Comparación de lo bello con lo agradable y lo bueno, fundada sobre la precedente observación
Por lo que se refiere a lo agradable, cada uno reconoce que el juicio por el cual se declara que una cosa agrada, fundándose sobre un sentimiento particular, no tiene valor más que para cada uno. Esto es así, porque cuando yo digo que el vino de Canarias es agradable, consiento voluntariamente que se me reprenda y se me corrija, el que deba decir solamente que es agradable para mí; y eso no es aplicable solamente al gusto de la lengua, del paladar o de la garganta, sino también a lo que puede ser agradable a los ojos y a los oídos. Para este el color violeta es dulce y amable; para aquel empañado y amortiguado. Unos quieren los instrumentos de viento, otros los de cuerda.

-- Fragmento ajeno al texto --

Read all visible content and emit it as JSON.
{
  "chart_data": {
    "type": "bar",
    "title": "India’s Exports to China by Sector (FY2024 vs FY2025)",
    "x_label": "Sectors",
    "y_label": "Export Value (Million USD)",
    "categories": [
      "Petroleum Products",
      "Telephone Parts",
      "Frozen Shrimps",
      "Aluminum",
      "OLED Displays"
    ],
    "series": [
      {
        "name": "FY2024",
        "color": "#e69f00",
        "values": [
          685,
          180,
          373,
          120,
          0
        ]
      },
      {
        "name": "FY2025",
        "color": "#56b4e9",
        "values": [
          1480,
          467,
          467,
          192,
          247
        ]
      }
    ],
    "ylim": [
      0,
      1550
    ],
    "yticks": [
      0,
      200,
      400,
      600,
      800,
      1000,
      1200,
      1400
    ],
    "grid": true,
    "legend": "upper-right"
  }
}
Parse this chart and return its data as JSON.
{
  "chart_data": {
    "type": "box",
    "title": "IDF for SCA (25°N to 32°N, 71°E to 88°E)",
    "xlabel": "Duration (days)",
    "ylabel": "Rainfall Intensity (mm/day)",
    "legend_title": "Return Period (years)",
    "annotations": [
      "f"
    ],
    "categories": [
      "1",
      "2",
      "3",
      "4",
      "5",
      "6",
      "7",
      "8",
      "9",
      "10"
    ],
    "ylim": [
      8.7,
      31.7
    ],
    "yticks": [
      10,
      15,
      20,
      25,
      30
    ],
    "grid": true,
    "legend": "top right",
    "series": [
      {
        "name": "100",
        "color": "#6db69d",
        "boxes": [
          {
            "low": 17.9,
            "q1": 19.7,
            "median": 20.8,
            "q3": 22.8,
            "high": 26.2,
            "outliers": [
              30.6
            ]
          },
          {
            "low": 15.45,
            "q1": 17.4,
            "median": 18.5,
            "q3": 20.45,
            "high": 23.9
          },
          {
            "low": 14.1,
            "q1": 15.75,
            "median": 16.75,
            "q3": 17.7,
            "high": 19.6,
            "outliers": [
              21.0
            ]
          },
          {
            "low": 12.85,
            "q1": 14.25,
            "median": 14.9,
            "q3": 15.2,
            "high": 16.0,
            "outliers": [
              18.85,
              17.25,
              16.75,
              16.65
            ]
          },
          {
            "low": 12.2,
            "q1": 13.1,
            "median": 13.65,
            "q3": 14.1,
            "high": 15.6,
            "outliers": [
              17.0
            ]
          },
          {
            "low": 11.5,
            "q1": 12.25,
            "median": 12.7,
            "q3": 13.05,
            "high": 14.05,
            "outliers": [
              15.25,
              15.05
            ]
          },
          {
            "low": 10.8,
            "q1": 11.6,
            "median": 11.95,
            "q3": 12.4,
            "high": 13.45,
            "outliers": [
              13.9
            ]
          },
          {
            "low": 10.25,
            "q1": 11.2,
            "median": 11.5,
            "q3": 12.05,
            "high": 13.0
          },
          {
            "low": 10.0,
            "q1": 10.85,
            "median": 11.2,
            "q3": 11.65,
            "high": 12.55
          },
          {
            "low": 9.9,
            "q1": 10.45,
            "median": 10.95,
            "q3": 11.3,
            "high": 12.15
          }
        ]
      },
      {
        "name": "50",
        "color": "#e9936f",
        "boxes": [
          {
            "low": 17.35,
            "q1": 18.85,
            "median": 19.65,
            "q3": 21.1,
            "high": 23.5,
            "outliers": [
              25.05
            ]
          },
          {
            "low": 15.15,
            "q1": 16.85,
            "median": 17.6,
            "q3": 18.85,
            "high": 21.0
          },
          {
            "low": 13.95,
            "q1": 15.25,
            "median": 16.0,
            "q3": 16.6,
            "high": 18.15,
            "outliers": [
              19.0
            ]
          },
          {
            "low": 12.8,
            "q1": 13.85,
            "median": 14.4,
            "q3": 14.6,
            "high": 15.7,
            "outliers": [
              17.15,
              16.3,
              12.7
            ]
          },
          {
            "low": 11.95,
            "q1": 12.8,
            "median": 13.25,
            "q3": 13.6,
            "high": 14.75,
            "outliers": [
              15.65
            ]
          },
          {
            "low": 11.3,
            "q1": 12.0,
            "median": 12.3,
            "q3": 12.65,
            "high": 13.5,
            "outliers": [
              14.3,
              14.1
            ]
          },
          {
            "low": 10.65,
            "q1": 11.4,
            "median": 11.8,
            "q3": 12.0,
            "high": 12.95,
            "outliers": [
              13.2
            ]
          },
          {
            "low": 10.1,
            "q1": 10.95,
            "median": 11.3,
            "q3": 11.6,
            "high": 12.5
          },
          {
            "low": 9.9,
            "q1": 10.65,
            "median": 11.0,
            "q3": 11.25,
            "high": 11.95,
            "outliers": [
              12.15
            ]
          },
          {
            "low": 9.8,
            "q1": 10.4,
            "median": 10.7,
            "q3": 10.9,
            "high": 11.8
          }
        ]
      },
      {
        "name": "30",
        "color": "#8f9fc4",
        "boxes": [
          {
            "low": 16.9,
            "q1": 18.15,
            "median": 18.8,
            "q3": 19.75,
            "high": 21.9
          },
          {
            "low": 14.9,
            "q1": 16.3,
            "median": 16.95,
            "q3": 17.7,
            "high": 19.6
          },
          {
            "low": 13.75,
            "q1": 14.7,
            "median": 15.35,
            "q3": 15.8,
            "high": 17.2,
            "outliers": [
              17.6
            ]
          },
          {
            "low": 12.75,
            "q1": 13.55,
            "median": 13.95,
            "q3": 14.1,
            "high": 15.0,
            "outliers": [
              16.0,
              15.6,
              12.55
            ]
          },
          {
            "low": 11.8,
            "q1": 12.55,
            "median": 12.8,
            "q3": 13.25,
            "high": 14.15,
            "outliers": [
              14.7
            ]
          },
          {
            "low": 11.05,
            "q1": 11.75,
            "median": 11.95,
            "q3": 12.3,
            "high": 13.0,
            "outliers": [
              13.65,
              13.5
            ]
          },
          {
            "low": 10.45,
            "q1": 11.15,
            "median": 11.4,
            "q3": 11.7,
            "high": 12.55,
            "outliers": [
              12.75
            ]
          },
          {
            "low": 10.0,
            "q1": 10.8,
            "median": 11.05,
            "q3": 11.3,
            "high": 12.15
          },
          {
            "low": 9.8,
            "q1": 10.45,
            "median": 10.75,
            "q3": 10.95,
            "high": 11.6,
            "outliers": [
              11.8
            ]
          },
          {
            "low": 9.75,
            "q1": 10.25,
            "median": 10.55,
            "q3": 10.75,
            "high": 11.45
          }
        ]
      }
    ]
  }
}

Sería una locura pretender contestar aquí, y acusar de error el juicio de otro, cuando difiere del nuestro, como si hubiera entre ellos oposición lógica; tratándose de lo agradable, es necesario, pues, reconocer este principio: que cada uno tiene su gusto particular (el gusto de sus sentidos).
Otra cosa sucede tratándose de lo bello. En esto, ¿no sería ridículo que un hombre que se excitara con cualquier gusto, creyera tenerlo todo resuelto, diciendo que una cosa (como por ejemplo, este edificio, este vestido, este concierto, este poema, sometidos a nuestro juicio) es bella por sí? Es que no basta que una cosa agrade, para que se tenga derecho a llamarla bella. Muchas cosas pueden tener para mí atractivo y encanto, y con esto a nadie se inquieta; pero cuando damos una cosa por bella, exigimos de los demás el mismo sentimiento, no juzgamos solamente para nosotros, sino para todo el mundo, y hablamos de la belleza como si esta fuera una cualidad de las cosas. También si digo que la cosa es bella, pretendo hallar de acuerdo consigo a los demás en este juicio de satisfacción, no es que yo haya reconocido muchas veces este acuerdo, sino que creo poder exigirlo de ellos. No se puede decir aquí que cada uno tiene su gusto particular. Esto quiere decir, que en este caso no hay gusto; es decir, que no hay juicio estético que pueda legítimamente reclamar el asentimiento universal.
Nosotros hallamos, sin embargo, que aun respecto al sujeto de lo agradable, puede haber cierto acuerdo entre los juicios de los hombres; en atención a este acuerdo es por lo que rehusamos el gusto a algunos y lo concedemos a otros, no considerándolo solamente como un sentido orgánico, sino como una facultad de juzgar de lo agradable en general. Así se dice de un hombre que sabe distraer a sus conciudadanos con toda especie de encantos (de placeres), que tiene gusto. Pero todo esto se hace aquí, por vía de comparación, y no se puede hallar más que reglas generales (como todas las reglas empíricas), y no reglas universales, como aquellas a las que puede apelar el juicio del gusto, tratándose de lo bello. Esta especie de juicios son relativos a la sociabilidad en tanto que esta descansa sobre reglas empíricas. Relativamente a lo bueno, nuestros juicios tienen también, el derecho de pretender un valor universal; pero lo bueno no se representa como el objeto de una satisfacción universal más que por un concepto, lo que no es cierto de lo agradable ni de lo bello.